While working on my stupid thesis (I take it back you’re not stupid thesis come back), I came to the point where I needed something to watch my comsol matlab jobs because, man, they really like to segfault five minutes after I stop watching them. (The other problem is keeping track of what I’ve already solved, but, whatever).
Anyway, because the fedora install on the workstations is so fucking stale and is so scarce when it comes to available libraries, pretty much none of the process supervision frameworks I tried were willing to install.
So, I figured, why not try to write one in Node? Javascript’s fairly easy to get a leg up on, and Node is surprisingly portable. I hadn’t had it fail to compile yet, and you can dump modules pretty much anywhere you want, so here I was thinking, maybe a few days, and I’ll have a serviceable supervise clone.

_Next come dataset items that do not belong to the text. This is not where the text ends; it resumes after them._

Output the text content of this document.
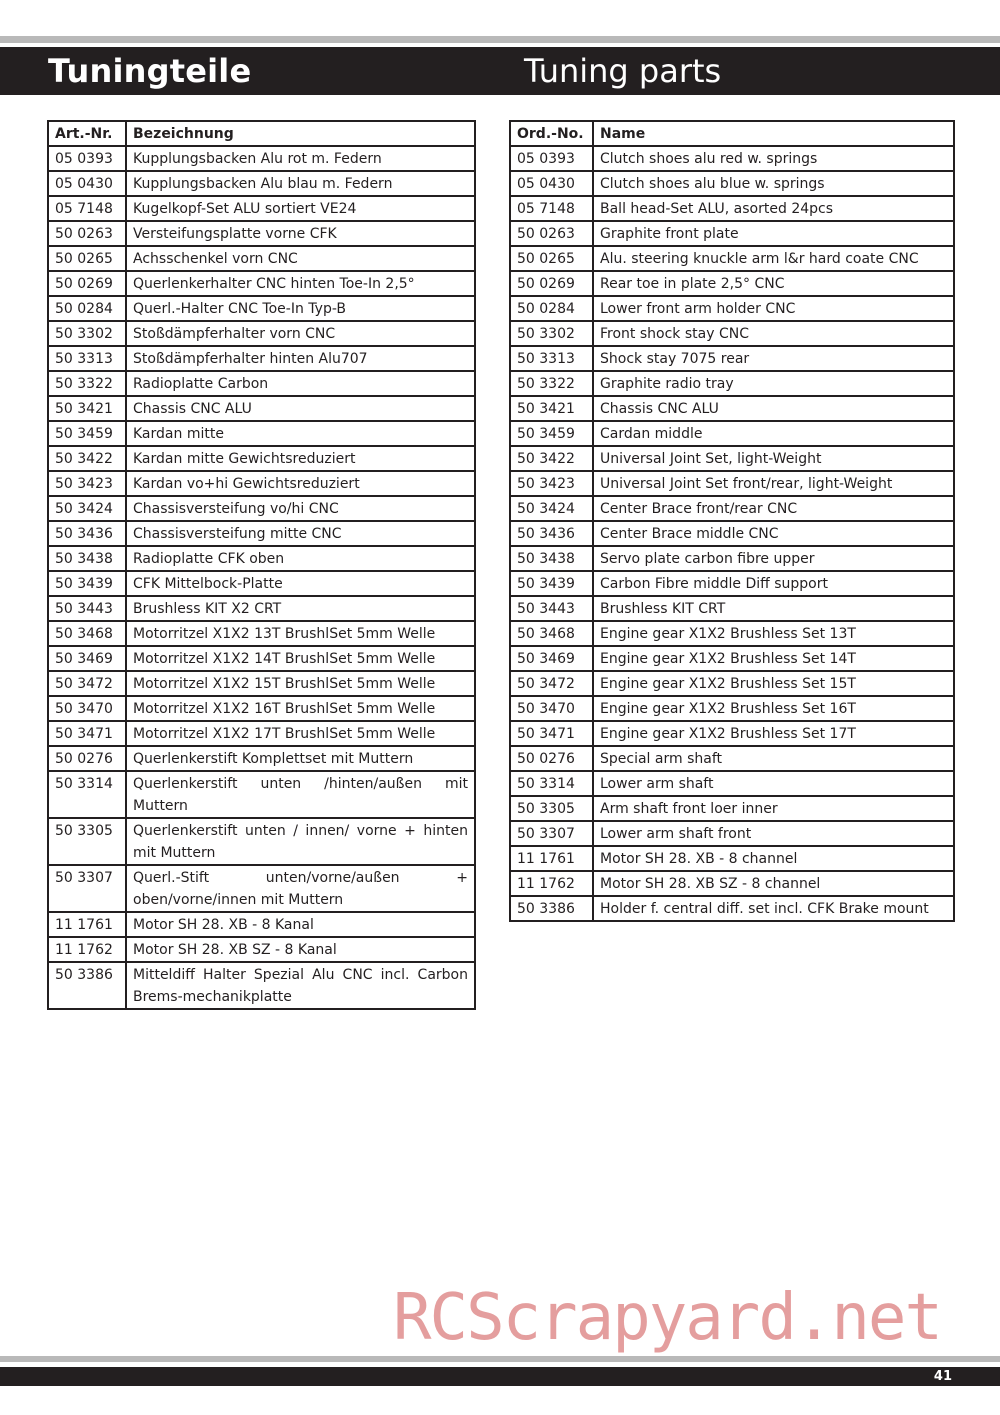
Tuningteile	Tuning parts
Art.-Nr.	Bezeichnung
05 0393	Kupplungsbacken Alu rot m. Federn
05 0430	Kupplungsbacken Alu blau m. Federn
05 7148	Kugelkopf-Set ALU sortiert VE24
50 0263	Versteifungsplatte vorne CFK
50 0265	Achsschenkel vorn CNC
50 0269	Querlenkerhalter CNC hinten Toe-In 2,5°
50 0284	Querl.-Halter CNC Toe-In Typ-B
50 3302	Stoßdämpferhalter vorn CNC
50 3313	Stoßdämpferhalter hinten Alu707
50 3322	Radioplatte Carbon
50 3421	Chassis CNC ALU
50 3459	Kardan mitte
50 3422	Kardan mitte Gewichtsreduziert
50 3423	Kardan vo+hi Gewichtsreduziert
50 3424	Chassisversteifung vo/hi CNC
50 3436	Chassisversteifung mitte CNC
50 3438	Radioplatte CFK oben
50 3439	CFK Mittelbock-Platte
50 3443	Brushless KIT X2 CRT
50 3468	Motorritzel X1X2 13T BrushlSet 5mm Welle
50 3469	Motorritzel X1X2 14T BrushlSet 5mm Welle
50 3472	Motorritzel X1X2 15T BrushlSet 5mm Welle
50 3470	Motorritzel X1X2 16T BrushlSet 5mm Welle
50 3471	Motorritzel X1X2 17T BrushlSet 5mm Welle
50 0276	Querlenkerstift Komplettset mit Muttern
50 3314	Querlenkerstift unten /hinten/außen mit Muttern
50 3305	Querlenkerstift unten / innen/ vorne + hinten mit Muttern
50 3307	Querl.-Stift unten/vorne/außen + oben/vorne/innen mit Muttern
11 1761	Motor SH 28. XB - 8 Kanal
11 1762	Motor SH 28. XB SZ - 8 Kanal
50 3386	Mitteldiff Halter Spezial Alu CNC incl. Carbon Brems-mechanikplatte
Ord.-No.	Name
05 0393	Clutch shoes alu red w. springs
05 0430	Clutch shoes alu blue w. springs
05 7148	Ball head-Set ALU, asorted 24pcs
50 0263	Graphite front plate
50 0265	Alu. steering knuckle arm l&r hard coate CNC
50 0269	Rear toe in plate 2,5° CNC
50 0284	Lower front arm holder CNC
50 3302	Front shock stay CNC
50 3313	Shock stay 7075 rear
50 3322	Graphite radio tray
50 3421	Chassis CNC ALU
50 3459	Cardan middle
50 3422	Universal Joint Set, light-Weight
50 3423	Universal Joint Set front/rear, light-Weight
50 3424	Center Brace front/rear CNC
50 3436	Center Brace middle CNC
50 3438	Servo plate carbon fibre upper
50 3439	Carbon Fibre middle Diff support
50 3443	Brushless KIT CRT
50 3468	Engine gear X1X2 Brushless Set 13T
50 3469	Engine gear X1X2 Brushless Set 14T
50 3472	Engine gear X1X2 Brushless Set 15T
50 3470	Engine gear X1X2 Brushless Set 16T
50 3471	Engine gear X1X2 Brushless Set 17T
50 0276	Special arm shaft
50 3314	Lower arm shaft
50 3305	Arm shaft front loer inner
50 3307	Lower arm shaft front
11 1761	Motor SH 28. XB - 8 channel
11 1762	Motor SH 28. XB SZ - 8 channel
50 3386	Holder f. central diff. set incl. CFK Brake mount
RCScrapyard.net
41
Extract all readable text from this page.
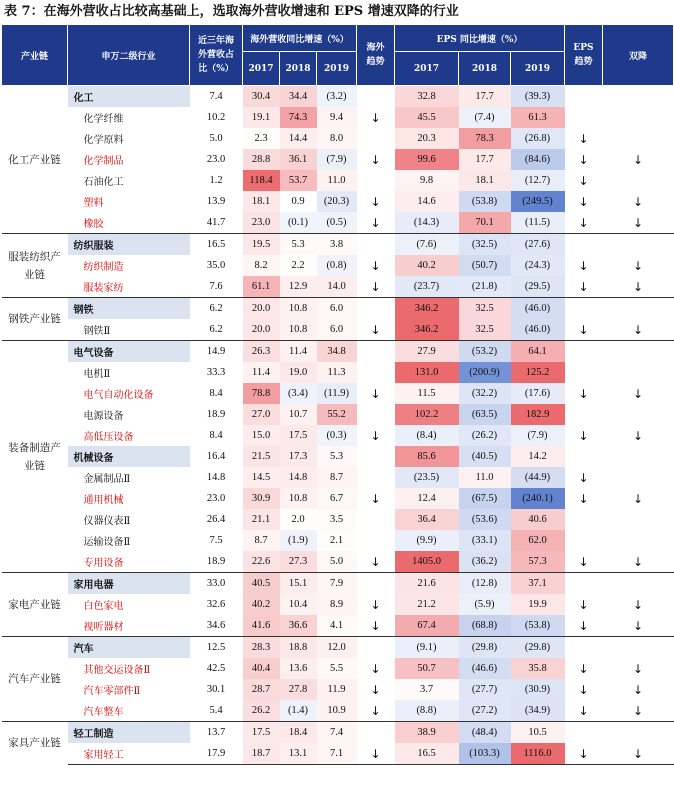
表 7：在海外营收占比较高基础上，选取海外营收增速和 EPS 增速双降的行业
产业链	申万二级行业	近三年海外营收占比（%）	海外营收同比增速（%）			海外趋势	EPS 同比增速（%）			EPS 趋势	双降
			2017	2018	2019		2017	2018	2019		
化工产业链	化工	7.4	30.4	34.4	(3.2)		32.8	17.7	(39.3)		
	化学纤维	10.2	19.1	74.3	9.4	↓	45.5	(7.4)	61.3		
	化学原料	5.0	2.3	14.4	8.0		20.3	78.3	(26.8)	↓	
	化学制品	23.0	28.8	36.1	(7.9)	↓	99.6	17.7	(84.6)	↓	↓
	石油化工	1.2	118.4	53.7	11.0		9.8	18.1	(12.7)	↓	
	塑料	13.9	18.1	0.9	(20.3)	↓	14.6	(53.8)	(249.5)	↓	↓
	橡胶	41.7	23.0	(0.1)	(0.5)	↓	(14.3)	70.1	(11.5)	↓	↓
服装纺织产业链	纺织服装	16.5	19.5	5.3	3.8		(7.6)	(32.5)	(27.6)		
	纺织制造	35.0	8.2	2.2	(0.8)	↓	40.2	(50.7)	(24.3)	↓	↓
	服装家纺	7.6	61.1	12.9	14.0	↓	(23.7)	(21.8)	(29.5)	↓	↓
钢铁产业链	钢铁	6.2	20.0	10.8	6.0		346.2	32.5	(46.0)		
	钢铁Ⅱ	6.2	20.0	10.8	6.0	↓	346.2	32.5	(46.0)	↓	↓
装备制造产业链	电气设备	14.9	26.3	11.4	34.8		27.9	(53.2)	64.1		
	电机Ⅱ	33.3	11.4	19.0	11.3		131.0	(200.9)	125.2		
	电气自动化设备	8.4	78.8	(3.4)	(11.9)	↓	11.5	(32.2)	(17.6)	↓	↓
	电源设备	18.9	27.0	10.7	55.2		102.2	(63.5)	182.9		
	高低压设备	8.4	15.0	17.5	(0.3)	↓	(8.4)	(26.2)	(7.9)	↓	↓
	机械设备	16.4	21.5	17.3	5.3		85.6	(40.5)	14.2		
	金属制品Ⅱ	14.8	14.5	14.8	8.7		(23.5)	11.0	(44.9)	↓	
	通用机械	23.0	30.9	10.8	6.7	↓	12.4	(67.5)	(240.1)	↓	↓
	仪器仪表Ⅱ	26.4	21.1	2.0	3.5		36.4	(53.6)	40.6		
	运输设备Ⅱ	7.5	8.7	(1.9)	2.1		(9.9)	(33.1)	62.0		
	专用设备	18.9	22.6	27.3	5.0	↓	1405.0	(36.2)	57.3	↓	↓
家电产业链	家用电器	33.0	40.5	15.1	7.9		21.6	(12.8)	37.1		
	白色家电	32.6	40.2	10.4	8.9	↓	21.2	(5.9)	19.9	↓	↓
	视听器材	34.6	41.6	36.6	4.1	↓	67.4	(68.8)	(53.8)	↓	↓
汽车产业链	汽车	12.5	28.3	18.8	12.0		(9.1)	(29.8)	(29.8)		
	其他交运设备Ⅱ	42.5	40.4	13.6	5.5	↓	50.7	(46.6)	35.8	↓	↓
	汽车零部件Ⅱ	30.1	28.7	27.8	11.9	↓	3.7	(27.7)	(30.9)	↓	↓
	汽车整车	5.4	26.2	(1.4)	10.9	↓	(8.8)	(27.2)	(34.9)	↓	↓
家具产业链	轻工制造	13.7	17.5	18.4	7.4		38.9	(48.4)	10.5		
	家用轻工	17.9	18.7	13.1	7.1	↓	16.5	(103.3)	1116.0	↓	↓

As it turns out, node has awesome tools for this. In particular, it has the “process” object, both in the global form (which refers to the running Node instance) and in the spawned child form (referring to the child process), and has a whole bunch of awesome methods and properties:
Surprising even for Node, it turns out that writing any sort of process supervision is almost trivial. For example, this is my supervise clone in its entirety:
#!/usr/bin/env node
var babyMaker = require('child_process').spawn;
var fs = require('fs');
//change directory to one supplied in argument
try {
process.chdir(process.argv[2]);
} catch (err) {
console.log('While changing directories: ' + err);
process.exit(1);
}
//attempt to run ./run if it exists
try {
var babby = babyMaker('./run');
var restart = false;
babby.stdout.on('data', function (data) {
console.log('stdout: ' + data);
});
babby.stderr.on('data', function (data) {
console.log('stderr: ' + data);
});
babby.on('exit', function (code) {
restart = true;
});
//restart babby if needed
setInterval( function() {
fs.readdir('.', function(err, files) {
if (files.indexOf('down') >= 0) {
console.log("File `down' exists; Exiting successfully.");
process.exit();
} else {
if (restart) {
console.log("Restarting process...");
babby = babyMaker('./run');
restart = false;
}
}
});
}, 2000);
} catch (err) {
console.log('While attempting to start process: ' + err);
process.exit(1);
}
It only took me an hour to write this down.
The tools Node supplies for managing processes makes it really easy to not merely create yet another process supervision framework, but to write your own ad-hoc process supervisor. In other words, Node supplies the framework.
SO COOL
Now I just have to get Node running on the ARSC workstations, and wouldn’t you know it—fucker fails to build. I guess I’m sticking to my crummy bash script for now!